Now, just saying “hi” or exchanging business cards doesn’t count as making a contact. You need to actually have a conversation with these people. Coffee breaks and dinners are the perfect places to talk to your new contacts and get to know them better. You don’t have to talk to every single person, but try and make a real connection with a few. That way when you go to your next conference, even if no one else from your lab or department is going, you will have some contacts of your own to meet up with.
2. Don’t Neglect Your Peers
When you’re at conferences don’t focus solely on high-level contact. Networking should be horizontal as well as vertical. Making connections with your fellow PhD students (especially those at other institutions) is equally valuable. They can give you the insider’s perspective on their department and support for your next career move.
3. Go to Guest Lectures
If your supervisor or department is bringing someone in for a guest lecture, they will take the guest lecturer out to dinner before or after their talk. Interested grad students are often invited to attend these dinners too. If you conduct research in the same area or are genuinely interested in this person’s work, this is a great opportunity to make a connection with them in a smaller group and more informal setting.

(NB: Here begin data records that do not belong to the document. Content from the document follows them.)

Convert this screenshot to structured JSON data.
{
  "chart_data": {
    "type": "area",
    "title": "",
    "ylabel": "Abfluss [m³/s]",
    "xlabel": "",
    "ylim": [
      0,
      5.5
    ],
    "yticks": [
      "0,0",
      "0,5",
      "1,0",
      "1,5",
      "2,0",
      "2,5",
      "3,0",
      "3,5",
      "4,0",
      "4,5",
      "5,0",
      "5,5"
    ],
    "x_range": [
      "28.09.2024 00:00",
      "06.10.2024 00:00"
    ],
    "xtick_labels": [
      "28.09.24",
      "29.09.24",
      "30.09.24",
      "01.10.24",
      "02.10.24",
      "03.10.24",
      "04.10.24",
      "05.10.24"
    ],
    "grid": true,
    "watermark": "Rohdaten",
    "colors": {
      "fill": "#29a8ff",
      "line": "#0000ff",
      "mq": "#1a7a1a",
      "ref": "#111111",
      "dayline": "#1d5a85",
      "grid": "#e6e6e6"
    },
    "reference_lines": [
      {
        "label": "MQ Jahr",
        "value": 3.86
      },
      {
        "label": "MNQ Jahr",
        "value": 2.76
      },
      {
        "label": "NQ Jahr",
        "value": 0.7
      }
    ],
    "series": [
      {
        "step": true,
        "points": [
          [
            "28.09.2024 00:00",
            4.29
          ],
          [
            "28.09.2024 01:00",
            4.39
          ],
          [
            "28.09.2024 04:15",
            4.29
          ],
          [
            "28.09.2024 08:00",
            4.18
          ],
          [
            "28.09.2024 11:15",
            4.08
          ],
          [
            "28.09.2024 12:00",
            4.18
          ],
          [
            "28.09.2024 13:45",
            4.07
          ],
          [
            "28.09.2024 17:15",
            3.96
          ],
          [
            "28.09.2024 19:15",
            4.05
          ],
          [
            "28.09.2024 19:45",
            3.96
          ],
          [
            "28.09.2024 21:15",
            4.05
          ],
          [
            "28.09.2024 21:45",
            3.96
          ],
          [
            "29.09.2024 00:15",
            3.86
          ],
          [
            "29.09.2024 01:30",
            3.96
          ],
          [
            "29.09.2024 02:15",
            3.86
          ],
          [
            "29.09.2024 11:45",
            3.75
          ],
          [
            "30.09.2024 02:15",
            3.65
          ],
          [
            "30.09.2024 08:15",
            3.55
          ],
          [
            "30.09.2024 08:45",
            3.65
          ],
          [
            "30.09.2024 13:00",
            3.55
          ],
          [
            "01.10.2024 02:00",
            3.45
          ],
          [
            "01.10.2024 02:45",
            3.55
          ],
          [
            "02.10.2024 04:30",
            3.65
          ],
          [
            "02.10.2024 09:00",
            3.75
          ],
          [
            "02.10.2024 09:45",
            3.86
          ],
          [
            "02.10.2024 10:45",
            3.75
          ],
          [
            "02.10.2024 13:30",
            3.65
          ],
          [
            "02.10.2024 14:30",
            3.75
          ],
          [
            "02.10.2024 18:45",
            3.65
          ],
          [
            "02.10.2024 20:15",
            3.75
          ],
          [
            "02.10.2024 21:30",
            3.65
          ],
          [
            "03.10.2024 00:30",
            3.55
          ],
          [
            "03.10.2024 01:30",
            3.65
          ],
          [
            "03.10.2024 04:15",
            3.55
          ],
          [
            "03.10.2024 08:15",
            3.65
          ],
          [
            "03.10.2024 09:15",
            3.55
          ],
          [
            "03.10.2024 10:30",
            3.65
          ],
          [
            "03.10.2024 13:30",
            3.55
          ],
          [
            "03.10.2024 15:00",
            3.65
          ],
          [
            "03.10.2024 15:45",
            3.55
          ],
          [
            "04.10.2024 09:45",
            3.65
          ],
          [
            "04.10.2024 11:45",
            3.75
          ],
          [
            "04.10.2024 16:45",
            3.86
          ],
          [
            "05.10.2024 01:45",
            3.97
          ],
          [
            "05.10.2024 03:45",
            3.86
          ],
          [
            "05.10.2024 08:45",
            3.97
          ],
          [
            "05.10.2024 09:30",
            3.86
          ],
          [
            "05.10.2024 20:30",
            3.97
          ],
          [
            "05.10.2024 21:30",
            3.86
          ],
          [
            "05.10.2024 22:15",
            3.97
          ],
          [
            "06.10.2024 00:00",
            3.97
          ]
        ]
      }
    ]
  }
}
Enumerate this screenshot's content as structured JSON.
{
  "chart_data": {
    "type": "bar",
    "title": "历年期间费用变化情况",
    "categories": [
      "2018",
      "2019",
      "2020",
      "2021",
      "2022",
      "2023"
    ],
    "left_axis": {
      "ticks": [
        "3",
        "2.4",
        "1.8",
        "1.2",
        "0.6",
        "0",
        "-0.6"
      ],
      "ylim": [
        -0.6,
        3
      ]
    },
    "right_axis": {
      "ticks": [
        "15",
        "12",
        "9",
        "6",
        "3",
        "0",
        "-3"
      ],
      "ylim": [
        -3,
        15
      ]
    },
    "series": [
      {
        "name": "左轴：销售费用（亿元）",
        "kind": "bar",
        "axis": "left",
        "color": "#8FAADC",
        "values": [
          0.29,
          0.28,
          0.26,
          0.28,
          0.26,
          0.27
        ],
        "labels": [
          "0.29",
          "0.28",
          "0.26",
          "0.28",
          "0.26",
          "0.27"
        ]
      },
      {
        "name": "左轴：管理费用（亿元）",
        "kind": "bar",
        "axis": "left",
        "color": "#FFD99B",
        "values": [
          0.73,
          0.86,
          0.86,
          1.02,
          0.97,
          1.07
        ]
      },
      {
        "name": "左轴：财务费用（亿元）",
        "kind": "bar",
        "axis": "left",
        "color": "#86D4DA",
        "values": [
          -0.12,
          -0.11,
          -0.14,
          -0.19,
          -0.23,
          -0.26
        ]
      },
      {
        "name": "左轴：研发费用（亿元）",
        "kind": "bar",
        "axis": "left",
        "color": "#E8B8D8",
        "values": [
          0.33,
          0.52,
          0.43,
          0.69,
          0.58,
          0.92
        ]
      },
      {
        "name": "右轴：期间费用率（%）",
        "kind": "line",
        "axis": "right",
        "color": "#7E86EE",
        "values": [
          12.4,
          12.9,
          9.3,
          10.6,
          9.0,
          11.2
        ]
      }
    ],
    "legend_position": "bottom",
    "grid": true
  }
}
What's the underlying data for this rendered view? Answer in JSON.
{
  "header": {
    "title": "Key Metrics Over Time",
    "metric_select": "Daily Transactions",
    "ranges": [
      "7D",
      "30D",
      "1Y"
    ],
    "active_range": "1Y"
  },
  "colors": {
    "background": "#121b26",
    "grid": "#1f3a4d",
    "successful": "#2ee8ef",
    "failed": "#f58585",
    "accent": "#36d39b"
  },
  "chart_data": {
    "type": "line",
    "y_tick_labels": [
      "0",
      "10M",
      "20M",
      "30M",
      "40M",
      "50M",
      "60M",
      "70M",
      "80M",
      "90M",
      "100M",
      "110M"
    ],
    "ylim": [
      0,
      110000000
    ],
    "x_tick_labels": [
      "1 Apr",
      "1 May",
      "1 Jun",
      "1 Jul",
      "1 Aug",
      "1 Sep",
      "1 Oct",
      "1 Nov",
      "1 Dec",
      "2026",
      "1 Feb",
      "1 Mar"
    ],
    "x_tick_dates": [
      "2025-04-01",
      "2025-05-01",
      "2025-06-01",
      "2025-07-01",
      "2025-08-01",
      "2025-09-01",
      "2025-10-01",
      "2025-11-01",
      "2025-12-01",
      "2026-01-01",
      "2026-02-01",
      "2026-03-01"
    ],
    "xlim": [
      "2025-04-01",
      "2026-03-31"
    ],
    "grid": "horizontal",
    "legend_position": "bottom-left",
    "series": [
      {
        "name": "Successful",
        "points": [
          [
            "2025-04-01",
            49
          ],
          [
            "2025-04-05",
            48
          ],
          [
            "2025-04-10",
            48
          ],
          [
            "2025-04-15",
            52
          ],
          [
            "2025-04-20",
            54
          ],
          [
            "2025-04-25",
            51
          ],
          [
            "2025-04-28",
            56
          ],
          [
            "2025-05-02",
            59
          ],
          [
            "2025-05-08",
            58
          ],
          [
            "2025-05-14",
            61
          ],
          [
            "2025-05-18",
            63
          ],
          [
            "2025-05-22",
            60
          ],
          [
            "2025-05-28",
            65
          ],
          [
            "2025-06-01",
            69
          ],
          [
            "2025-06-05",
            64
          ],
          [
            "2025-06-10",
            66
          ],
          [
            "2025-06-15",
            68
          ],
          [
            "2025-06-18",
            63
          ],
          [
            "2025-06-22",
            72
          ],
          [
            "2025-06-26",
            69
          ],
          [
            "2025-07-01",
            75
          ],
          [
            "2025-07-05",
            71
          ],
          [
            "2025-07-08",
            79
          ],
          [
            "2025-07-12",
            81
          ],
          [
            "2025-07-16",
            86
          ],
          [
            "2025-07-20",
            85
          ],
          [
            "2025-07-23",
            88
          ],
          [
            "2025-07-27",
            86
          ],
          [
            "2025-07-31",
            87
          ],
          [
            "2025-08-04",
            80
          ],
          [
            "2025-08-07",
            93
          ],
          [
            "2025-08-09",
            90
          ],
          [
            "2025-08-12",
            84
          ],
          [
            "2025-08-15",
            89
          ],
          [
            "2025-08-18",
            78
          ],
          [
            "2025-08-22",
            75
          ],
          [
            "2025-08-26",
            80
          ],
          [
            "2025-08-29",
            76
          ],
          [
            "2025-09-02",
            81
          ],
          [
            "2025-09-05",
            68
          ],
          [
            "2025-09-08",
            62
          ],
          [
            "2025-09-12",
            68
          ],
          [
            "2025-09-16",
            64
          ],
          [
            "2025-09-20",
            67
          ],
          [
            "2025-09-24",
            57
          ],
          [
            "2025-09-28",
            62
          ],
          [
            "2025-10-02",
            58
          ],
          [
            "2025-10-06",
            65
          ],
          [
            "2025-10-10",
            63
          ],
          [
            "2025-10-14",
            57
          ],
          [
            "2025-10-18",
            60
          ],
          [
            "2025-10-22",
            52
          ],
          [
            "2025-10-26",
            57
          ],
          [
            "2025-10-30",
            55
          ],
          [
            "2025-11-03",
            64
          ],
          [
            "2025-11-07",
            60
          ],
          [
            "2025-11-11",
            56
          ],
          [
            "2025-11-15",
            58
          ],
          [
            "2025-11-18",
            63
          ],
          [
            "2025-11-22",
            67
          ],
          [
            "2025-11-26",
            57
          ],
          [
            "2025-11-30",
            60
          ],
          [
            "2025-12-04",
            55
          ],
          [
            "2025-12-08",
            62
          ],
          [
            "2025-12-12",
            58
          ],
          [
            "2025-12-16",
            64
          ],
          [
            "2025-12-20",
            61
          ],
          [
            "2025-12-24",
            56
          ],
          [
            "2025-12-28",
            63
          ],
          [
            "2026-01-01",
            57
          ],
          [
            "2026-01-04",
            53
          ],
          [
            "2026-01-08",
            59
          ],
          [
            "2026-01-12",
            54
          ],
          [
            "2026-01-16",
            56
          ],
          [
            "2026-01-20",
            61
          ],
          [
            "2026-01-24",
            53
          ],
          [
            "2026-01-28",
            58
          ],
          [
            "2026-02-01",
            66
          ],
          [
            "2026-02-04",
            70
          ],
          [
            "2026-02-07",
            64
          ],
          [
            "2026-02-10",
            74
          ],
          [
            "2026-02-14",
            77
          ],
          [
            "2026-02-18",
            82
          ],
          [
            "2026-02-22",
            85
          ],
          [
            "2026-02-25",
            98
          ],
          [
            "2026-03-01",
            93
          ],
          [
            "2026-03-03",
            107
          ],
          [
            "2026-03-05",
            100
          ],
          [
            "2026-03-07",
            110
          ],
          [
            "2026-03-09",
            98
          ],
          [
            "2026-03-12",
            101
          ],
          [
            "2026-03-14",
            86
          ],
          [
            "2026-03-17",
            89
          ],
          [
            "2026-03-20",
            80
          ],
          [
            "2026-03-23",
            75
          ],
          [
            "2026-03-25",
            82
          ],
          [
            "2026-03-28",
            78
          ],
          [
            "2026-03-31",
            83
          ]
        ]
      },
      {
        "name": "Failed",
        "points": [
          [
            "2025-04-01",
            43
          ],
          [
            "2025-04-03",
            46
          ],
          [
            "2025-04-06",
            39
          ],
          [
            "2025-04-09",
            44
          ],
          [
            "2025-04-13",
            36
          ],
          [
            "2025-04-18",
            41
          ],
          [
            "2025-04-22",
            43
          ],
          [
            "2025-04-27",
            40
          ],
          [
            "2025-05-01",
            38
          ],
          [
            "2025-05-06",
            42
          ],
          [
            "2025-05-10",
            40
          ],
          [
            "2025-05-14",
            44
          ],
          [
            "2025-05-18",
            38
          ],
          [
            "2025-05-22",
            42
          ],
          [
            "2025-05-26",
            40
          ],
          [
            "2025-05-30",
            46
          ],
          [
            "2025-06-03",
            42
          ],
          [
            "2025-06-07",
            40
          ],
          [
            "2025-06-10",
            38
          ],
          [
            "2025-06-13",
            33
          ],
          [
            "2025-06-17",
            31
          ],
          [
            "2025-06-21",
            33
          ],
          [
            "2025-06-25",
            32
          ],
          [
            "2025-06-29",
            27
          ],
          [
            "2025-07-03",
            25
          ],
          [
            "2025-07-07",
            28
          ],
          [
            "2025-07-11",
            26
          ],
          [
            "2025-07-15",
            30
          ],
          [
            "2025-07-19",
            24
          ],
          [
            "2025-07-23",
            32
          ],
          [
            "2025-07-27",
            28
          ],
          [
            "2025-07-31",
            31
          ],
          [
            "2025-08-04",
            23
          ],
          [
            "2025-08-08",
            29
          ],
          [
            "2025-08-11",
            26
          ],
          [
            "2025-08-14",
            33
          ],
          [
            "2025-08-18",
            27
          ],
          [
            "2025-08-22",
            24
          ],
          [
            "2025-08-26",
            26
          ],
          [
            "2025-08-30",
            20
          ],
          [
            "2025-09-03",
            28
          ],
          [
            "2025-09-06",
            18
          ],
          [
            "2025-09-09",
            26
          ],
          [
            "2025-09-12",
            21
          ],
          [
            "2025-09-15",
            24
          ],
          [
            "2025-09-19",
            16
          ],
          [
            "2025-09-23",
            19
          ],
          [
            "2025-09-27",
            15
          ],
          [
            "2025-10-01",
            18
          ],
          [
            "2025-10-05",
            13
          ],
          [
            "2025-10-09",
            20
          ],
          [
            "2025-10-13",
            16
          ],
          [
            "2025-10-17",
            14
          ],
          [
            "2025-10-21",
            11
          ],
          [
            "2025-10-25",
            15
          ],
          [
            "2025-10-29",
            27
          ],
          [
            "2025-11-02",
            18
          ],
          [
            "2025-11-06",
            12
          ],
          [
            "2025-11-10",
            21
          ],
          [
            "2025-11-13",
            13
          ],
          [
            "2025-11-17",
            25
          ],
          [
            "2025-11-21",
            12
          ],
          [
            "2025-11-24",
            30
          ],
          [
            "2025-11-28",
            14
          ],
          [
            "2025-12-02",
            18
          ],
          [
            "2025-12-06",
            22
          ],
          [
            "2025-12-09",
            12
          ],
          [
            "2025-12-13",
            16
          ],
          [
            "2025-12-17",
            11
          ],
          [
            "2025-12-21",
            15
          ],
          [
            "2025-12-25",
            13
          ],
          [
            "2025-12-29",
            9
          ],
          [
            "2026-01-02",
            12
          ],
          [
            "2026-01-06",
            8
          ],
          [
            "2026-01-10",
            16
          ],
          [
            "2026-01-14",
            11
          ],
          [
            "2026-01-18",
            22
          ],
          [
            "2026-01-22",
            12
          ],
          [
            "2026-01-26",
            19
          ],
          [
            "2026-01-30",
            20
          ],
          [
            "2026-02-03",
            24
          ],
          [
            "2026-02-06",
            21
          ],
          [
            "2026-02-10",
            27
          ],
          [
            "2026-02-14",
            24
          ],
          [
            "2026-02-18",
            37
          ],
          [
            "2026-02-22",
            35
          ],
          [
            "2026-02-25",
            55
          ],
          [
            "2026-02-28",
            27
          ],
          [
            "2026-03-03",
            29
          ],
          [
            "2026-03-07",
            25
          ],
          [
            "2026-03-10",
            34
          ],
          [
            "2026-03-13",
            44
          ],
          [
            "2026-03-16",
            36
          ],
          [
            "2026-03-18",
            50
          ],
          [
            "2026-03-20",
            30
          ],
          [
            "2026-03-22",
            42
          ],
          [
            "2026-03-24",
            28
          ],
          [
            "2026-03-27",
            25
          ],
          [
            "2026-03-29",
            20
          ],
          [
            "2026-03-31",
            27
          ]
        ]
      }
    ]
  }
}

4. Informational Interviews
Informational interviews are an often overlooked way to build your network and gain valuable insights into a new field, institution or company. They’re a useful tool for PhD students debating whether to do a postdoc or looking for a postdoc in a new field. Admittedly this networking technique is not as easy as the others on this list, but once you’ve done a few you’ll understand why it made the list.
5. Keep in Touch
Once you’ve made contacts through conferences, your peers, guest speakers, and informational interviews, it’s important to maintain them. The simplest way to start is with a follow-up email after the event is over. When you get back from a conference, send a quick message to the new people you met. You should also do the same for the guest speakers you meet with and send thank you emails to your informational interview subjects. Then, keep in touch. Send them a quick message to see if they’re going to the next annual conference rolls or a congratulate them on a new publication. Over time, they can become an integral part of your network.